Für mich sind das -wenn man es weiter greift- genau die Stärken, die die früheren Folgen auszeichneten. Und dafür nehme ich es mehr als gerne in Kauf, wenn es mal nicht so spannend ist. Dafür ist es unterhaltsam und in einigen Belangen wesentlich lebensnaher.

Die Sprecherliste fällt recht kurz aus. Als Emily ist Nicole Hannak zu hören. Sie lässt Amily anfangs etwas hochnäsig, aber nicht wirklich unsympathisch klingen. Irgendwie mag man die kleine Engländerin trotzdem. Später kann sie überzeugt sie mit fröhlichem und lebendigem Ton. Der englische Akzent ist nicht zu 100% glaubwürdig, aber auch nicht störend und allzu aufgesetzt. Ich würde Emily gerne mal wieder in einer Folge antreffen.
Neben Susanna Bonasewicz sind beispielsweise Eva-Maria Werth, Bodo Wolf und Gabriele Streichhahn mit von der Partie.

An Musik gibt es neben dem Titellied nichts weiter, was mich aber noch nie gestört hat.

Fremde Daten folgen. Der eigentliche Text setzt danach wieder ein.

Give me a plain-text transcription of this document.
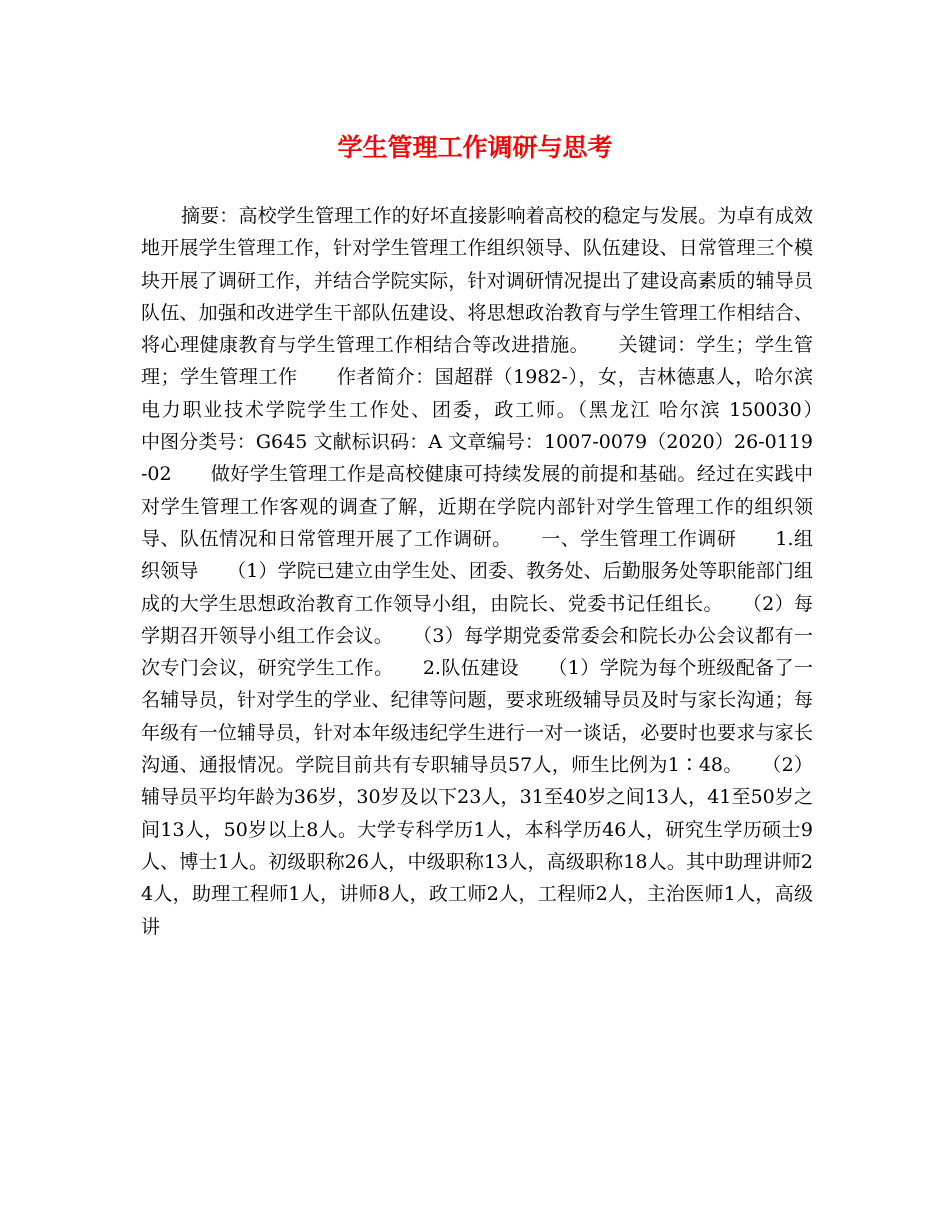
学生管理工作调研与思考

摘要：高校学生管理工作的好坏直接影响着高校的稳定与发展。为卓有成效地开展学生管理工作，针对学生管理工作组织领导、队伍建设、日常管理三个模块开展了调研工作，并结合学院实际，针对调研情况提出了建设高素质的辅导员队伍、加强和改进学生干部队伍建设、将思想政治教育与学生管理工作相结合、将心理健康教育与学生管理工作相结合等改进措施。　　关键词：学生；学生管理；学生管理工作　　作者简介：国超群（1982-），女，吉林德惠人，哈尔滨电力职业技术学院学生工作处、团委，政工师。（黑龙江 哈尔滨 150030）　　中图分类号：G645 文献标识码：A 文章编号：1007-0079（2020）26-0119-02　　做好学生管理工作是高校健康可持续发展的前提和基础。经过在实践中对学生管理工作客观的调查了解，近期在学院内部针对学生管理工作的组织领导、队伍情况和日常管理开展了工作调研。　　一、学生管理工作调研　　1.组织领导　　（1）学院已建立由学生处、团委、教务处、后勤服务处等职能部门组成的大学生思想政治教育工作领导小组，由院长、党委书记任组长。　　（2）每学期召开领导小组工作会议。　　（3）每学期党委常委会和院长办公会议都有一次专门会议，研究学生工作。　　2.队伍建设　　（1）学院为每个班级配备了一名辅导员，针对学生的学业、纪律等问题，要求班级辅导员及时与家长沟通；每年级有一位辅导员，针对本年级违纪学生进行一对一谈话，必要时也要求与家长沟通、通报情况。学院目前共有专职辅导员57人，师生比例为1∶48。　　（2）辅导员平均年龄为36岁，30岁及以下23人，31至40岁之间13人，41至50岁之间13人，50岁以上8人。大学专科学历1人，本科学历46人，研究生学历硕士9人、博士1人。初级职称26人，中级职称13人，高级职称18人。其中助理讲师24人，助理工程师1人，讲师8人，政工师2人，工程师2人，主治医师1人，高级讲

Dafür ist die Geräuschkulisse ganz prima und vermittelt einem ohne Probleme Bilder vom Geschehen. Das ist in meinen Augen auch völlig ausreichend bei einer Kinderreihe.

Das Cover zeigt den Moment als die Blocksbergs Emily von der Bahn abholen. Im Gegensatz zu den Blocksbergs schaut Emily wenig glücklich drein, was gut die Ausgangssituation der Geschichte rüberbringt.

Fazit:  Eine wirklich schöne Folge, die sich auf die Qualitäten und Themen der frühen Geschichten dieser Reihe besinnt. Es geht um Freundschaft, darum wie man Unterschiede überwinden und dann doch gemeinsam Spass haben kann. Und ein bisschen zu lernen gibt es auch. Dennoch kommt die Geschichte modern daher, ohne dass es gezwungen wirkt. Beides schließt sich also keineswegs aus. Solche Folgen dürfte es für mich gerne häufiger geben.